To generate the single CynX⁻ and the double CynX⁻/CynBD⁻ mutant strains, an internal 533 bp DNA fragment of the cynX gene was amplified by PCR using the primers 3113FB and 3113RH (Table S2, Supplementary Materials). This PCR product was cloned into the BamHI and HindIII sites of the pK18mob plasmid to obtain the pK18mob-cynX kanamycin-resistant construct, which was mobilized by conjugational mating from E. coli S17-1 to the nalidixic acid-resistant P. pseudoalcaligenes CECT5344 wild-type strain (to generate the single CynX⁻ mutant) or to the gentamicin-resistant CynBD⁻ mutant strain (to generate the double CynX⁻/CynBD⁻ mutant). The authenticity of these mutants was confirmed by PCR reactions and DNA sequencing.

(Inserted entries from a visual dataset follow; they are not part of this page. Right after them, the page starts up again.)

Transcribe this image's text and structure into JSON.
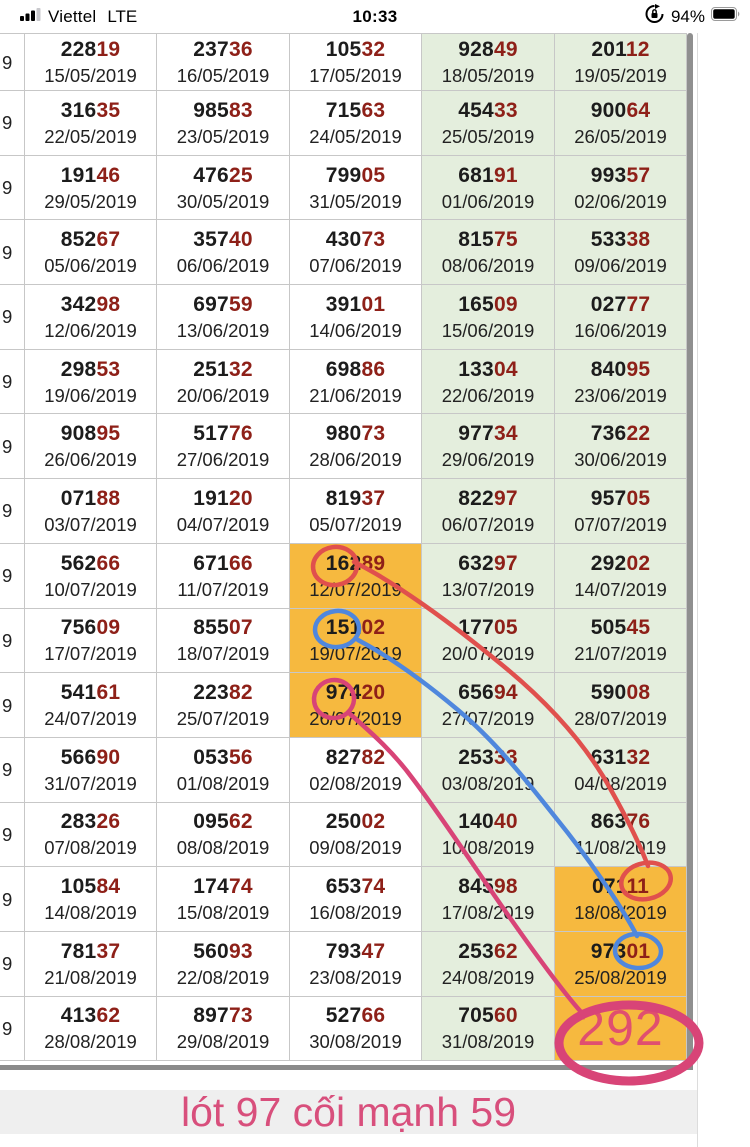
{
  "status_bar": {
    "carrier": "Viettel",
    "network": "LTE",
    "time": "10:33",
    "battery_percent": "94%",
    "icons": [
      "signal-bars-icon",
      "orientation-lock-icon",
      "battery-icon"
    ]
  },
  "table": {
    "left_partial_text": "9",
    "rows": [
      {
        "cells": [
          {
            "n1": "228",
            "n2": "19",
            "date": "15/05/2019",
            "bg": "white"
          },
          {
            "n1": "237",
            "n2": "36",
            "date": "16/05/2019",
            "bg": "white"
          },
          {
            "n1": "105",
            "n2": "32",
            "date": "17/05/2019",
            "bg": "white"
          },
          {
            "n1": "928",
            "n2": "49",
            "date": "18/05/2019",
            "bg": "green"
          },
          {
            "n1": "201",
            "n2": "12",
            "date": "19/05/2019",
            "bg": "green"
          }
        ]
      },
      {
        "cells": [
          {
            "n1": "316",
            "n2": "35",
            "date": "22/05/2019",
            "bg": "white"
          },
          {
            "n1": "985",
            "n2": "83",
            "date": "23/05/2019",
            "bg": "white"
          },
          {
            "n1": "715",
            "n2": "63",
            "date": "24/05/2019",
            "bg": "white"
          },
          {
            "n1": "454",
            "n2": "33",
            "date": "25/05/2019",
            "bg": "green"
          },
          {
            "n1": "900",
            "n2": "64",
            "date": "26/05/2019",
            "bg": "green"
          }
        ]
      },
      {
        "cells": [
          {
            "n1": "191",
            "n2": "46",
            "date": "29/05/2019",
            "bg": "white"
          },
          {
            "n1": "476",
            "n2": "25",
            "date": "30/05/2019",
            "bg": "white"
          },
          {
            "n1": "799",
            "n2": "05",
            "date": "31/05/2019",
            "bg": "white"
          },
          {
            "n1": "681",
            "n2": "91",
            "date": "01/06/2019",
            "bg": "green"
          },
          {
            "n1": "993",
            "n2": "57",
            "date": "02/06/2019",
            "bg": "green"
          }
        ]
      },
      {
        "cells": [
          {
            "n1": "852",
            "n2": "67",
            "date": "05/06/2019",
            "bg": "white"
          },
          {
            "n1": "357",
            "n2": "40",
            "date": "06/06/2019",
            "bg": "white"
          },
          {
            "n1": "430",
            "n2": "73",
            "date": "07/06/2019",
            "bg": "white"
          },
          {
            "n1": "815",
            "n2": "75",
            "date": "08/06/2019",
            "bg": "green"
          },
          {
            "n1": "533",
            "n2": "38",
            "date": "09/06/2019",
            "bg": "green"
          }
        ]
      },
      {
        "cells": [
          {
            "n1": "342",
            "n2": "98",
            "date": "12/06/2019",
            "bg": "white"
          },
          {
            "n1": "697",
            "n2": "59",
            "date": "13/06/2019",
            "bg": "white"
          },
          {
            "n1": "391",
            "n2": "01",
            "date": "14/06/2019",
            "bg": "white"
          },
          {
            "n1": "165",
            "n2": "09",
            "date": "15/06/2019",
            "bg": "green"
          },
          {
            "n1": "027",
            "n2": "77",
            "date": "16/06/2019",
            "bg": "green"
          }
        ]
      },
      {
        "cells": [
          {
            "n1": "298",
            "n2": "53",
            "date": "19/06/2019",
            "bg": "white"
          },
          {
            "n1": "251",
            "n2": "32",
            "date": "20/06/2019",
            "bg": "white"
          },
          {
            "n1": "698",
            "n2": "86",
            "date": "21/06/2019",
            "bg": "white"
          },
          {
            "n1": "133",
            "n2": "04",
            "date": "22/06/2019",
            "bg": "green"
          },
          {
            "n1": "840",
            "n2": "95",
            "date": "23/06/2019",
            "bg": "green"
          }
        ]
      },
      {
        "cells": [
          {
            "n1": "908",
            "n2": "95",
            "date": "26/06/2019",
            "bg": "white"
          },
          {
            "n1": "517",
            "n2": "76",
            "date": "27/06/2019",
            "bg": "white"
          },
          {
            "n1": "980",
            "n2": "73",
            "date": "28/06/2019",
            "bg": "white"
          },
          {
            "n1": "977",
            "n2": "34",
            "date": "29/06/2019",
            "bg": "green"
          },
          {
            "n1": "736",
            "n2": "22",
            "date": "30/06/2019",
            "bg": "green"
          }
        ]
      },
      {
        "cells": [
          {
            "n1": "071",
            "n2": "88",
            "date": "03/07/2019",
            "bg": "white"
          },
          {
            "n1": "191",
            "n2": "20",
            "date": "04/07/2019",
            "bg": "white"
          },
          {
            "n1": "819",
            "n2": "37",
            "date": "05/07/2019",
            "bg": "white"
          },
          {
            "n1": "822",
            "n2": "97",
            "date": "06/07/2019",
            "bg": "green"
          },
          {
            "n1": "957",
            "n2": "05",
            "date": "07/07/2019",
            "bg": "green"
          }
        ]
      },
      {
        "cells": [
          {
            "n1": "562",
            "n2": "66",
            "date": "10/07/2019",
            "bg": "white"
          },
          {
            "n1": "671",
            "n2": "66",
            "date": "11/07/2019",
            "bg": "white"
          },
          {
            "n1": "162",
            "n2": "89",
            "date": "12/07/2019",
            "bg": "orange"
          },
          {
            "n1": "632",
            "n2": "97",
            "date": "13/07/2019",
            "bg": "green"
          },
          {
            "n1": "292",
            "n2": "02",
            "date": "14/07/2019",
            "bg": "green"
          }
        ]
      },
      {
        "cells": [
          {
            "n1": "756",
            "n2": "09",
            "date": "17/07/2019",
            "bg": "white"
          },
          {
            "n1": "855",
            "n2": "07",
            "date": "18/07/2019",
            "bg": "white"
          },
          {
            "n1": "151",
            "n2": "02",
            "date": "19/07/2019",
            "bg": "orange"
          },
          {
            "n1": "177",
            "n2": "05",
            "date": "20/07/2019",
            "bg": "green"
          },
          {
            "n1": "505",
            "n2": "45",
            "date": "21/07/2019",
            "bg": "green"
          }
        ]
      },
      {
        "cells": [
          {
            "n1": "541",
            "n2": "61",
            "date": "24/07/2019",
            "bg": "white"
          },
          {
            "n1": "223",
            "n2": "82",
            "date": "25/07/2019",
            "bg": "white"
          },
          {
            "n1": "974",
            "n2": "20",
            "date": "26/07/2019",
            "bg": "orange"
          },
          {
            "n1": "656",
            "n2": "94",
            "date": "27/07/2019",
            "bg": "green"
          },
          {
            "n1": "590",
            "n2": "08",
            "date": "28/07/2019",
            "bg": "green"
          }
        ]
      },
      {
        "cells": [
          {
            "n1": "566",
            "n2": "90",
            "date": "31/07/2019",
            "bg": "white"
          },
          {
            "n1": "053",
            "n2": "56",
            "date": "01/08/2019",
            "bg": "white"
          },
          {
            "n1": "827",
            "n2": "82",
            "date": "02/08/2019",
            "bg": "white"
          },
          {
            "n1": "253",
            "n2": "33",
            "date": "03/08/2019",
            "bg": "green"
          },
          {
            "n1": "631",
            "n2": "32",
            "date": "04/08/2019",
            "bg": "green"
          }
        ]
      },
      {
        "cells": [
          {
            "n1": "283",
            "n2": "26",
            "date": "07/08/2019",
            "bg": "white"
          },
          {
            "n1": "095",
            "n2": "62",
            "date": "08/08/2019",
            "bg": "white"
          },
          {
            "n1": "250",
            "n2": "02",
            "date": "09/08/2019",
            "bg": "white"
          },
          {
            "n1": "140",
            "n2": "40",
            "date": "10/08/2019",
            "bg": "green"
          },
          {
            "n1": "863",
            "n2": "76",
            "date": "11/08/2019",
            "bg": "green"
          }
        ]
      },
      {
        "cells": [
          {
            "n1": "105",
            "n2": "84",
            "date": "14/08/2019",
            "bg": "white"
          },
          {
            "n1": "174",
            "n2": "74",
            "date": "15/08/2019",
            "bg": "white"
          },
          {
            "n1": "653",
            "n2": "74",
            "date": "16/08/2019",
            "bg": "white"
          },
          {
            "n1": "845",
            "n2": "98",
            "date": "17/08/2019",
            "bg": "green"
          },
          {
            "n1": "071",
            "n2": "11",
            "date": "18/08/2019",
            "bg": "orange"
          }
        ]
      },
      {
        "cells": [
          {
            "n1": "781",
            "n2": "37",
            "date": "21/08/2019",
            "bg": "white"
          },
          {
            "n1": "560",
            "n2": "93",
            "date": "22/08/2019",
            "bg": "white"
          },
          {
            "n1": "793",
            "n2": "47",
            "date": "23/08/2019",
            "bg": "white"
          },
          {
            "n1": "253",
            "n2": "62",
            "date": "24/08/2019",
            "bg": "green"
          },
          {
            "n1": "973",
            "n2": "01",
            "date": "25/08/2019",
            "bg": "orange"
          }
        ]
      },
      {
        "cells": [
          {
            "n1": "413",
            "n2": "62",
            "date": "28/08/2019",
            "bg": "white"
          },
          {
            "n1": "897",
            "n2": "73",
            "date": "29/08/2019",
            "bg": "white"
          },
          {
            "n1": "527",
            "n2": "66",
            "date": "30/08/2019",
            "bg": "white"
          },
          {
            "n1": "705",
            "n2": "60",
            "date": "31/08/2019",
            "bg": "green"
          },
          {
            "big": "292",
            "bg": "orange"
          }
        ]
      }
    ]
  },
  "big_number": "292",
  "footer": {
    "text": "lót 97 cối mạnh 59"
  },
  "colors": {
    "number_black": "#1c1c1c",
    "number_red": "#8e2018",
    "cell_green": "#e4eedd",
    "cell_orange": "#f6b93f",
    "annotation_red": "#e0504d",
    "annotation_blue": "#4f87dd",
    "annotation_pink": "#d84477",
    "big_number_pink": "#e04f6f",
    "footer_pink": "#d84f7c"
  },
  "annotations": [
    {
      "name": "red-circle-162",
      "note": "red circle around 162 of 16289"
    },
    {
      "name": "red-line",
      "note": "red line from 16289 to 07111"
    },
    {
      "name": "red-circle-111",
      "note": "red circle around 11 of 07111"
    },
    {
      "name": "blue-circle-151",
      "note": "blue circle around 151 of 15102"
    },
    {
      "name": "blue-line",
      "note": "blue line from 15102 to 97301"
    },
    {
      "name": "blue-circle-01",
      "note": "blue circle around 01 of 97301"
    },
    {
      "name": "pink-circle-97",
      "note": "pink circle around 97 of 97420"
    },
    {
      "name": "pink-line",
      "note": "pink line from 97420 to 292"
    },
    {
      "name": "pink-ellipse-292",
      "note": "large pink ellipse around 292"
    }
  ]
}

3.7. RT-PCR Transcriptional Analysis of the cyn Gene Cluster

P. pseudoalcaligenes CECT5344 was cultured with 2 mM cyanate or 2 mM ammonium, and when about 50% of the nitrogen source was consumed, cells were harvested and washed in the TEG buffer, which contains 25 mM Tris-HCl (pH 8.0), 10 mM EDTA, and 1% glucose. RNA isolations, DNase incubations, the synthesis of total cDNA, RT-PCR, and qRT-PCR reactions were carried out as previously described [54]. A negative control without retrotranscriptase was made for each sample. The specific oligonucleotides used for PCR reactions are listed in Table S2 (Supplementary Materials) and shown in Figure 1A.

4. Conclusions

The cynFABDS gene cluster of the alkaliphilic cyanide-degrading bacterium P. pseudoalcaligenes CECT5344 is required for cyanate assimilation, but not for cyanide degradation. Mutational analysis reveals that the product of the cynF gene is essential for the expression of the structural cynABDS genes, which constitute a single transcriptional unit that is induced by cyanate and repressed by ammonium. Cyanate transport takes place by the cyanate-induced, ABC-type CynABD system, but nitrate/nitrite transporters may be used for cyanate uptake because mutants lacking the cynBD genes incorporate cyanate in the presence of both cyanate and nitrate. The mutation of a putative cynX gene that is not clustered together with the cynFABD genes reveals that this gene is not involved in cyanate transport. P. pseudoalcaligenes CECT5344 degrades jewelry industry wastewaters containing cyanide and metals in a batch reactor operating at an alkaline pH, but the awfully high tolerance of this strain to cyanate also allows improvement of the biodegradation process when cyanide is oxidized to cyanate with a pre-treatment of the residue with hydrogen peroxide.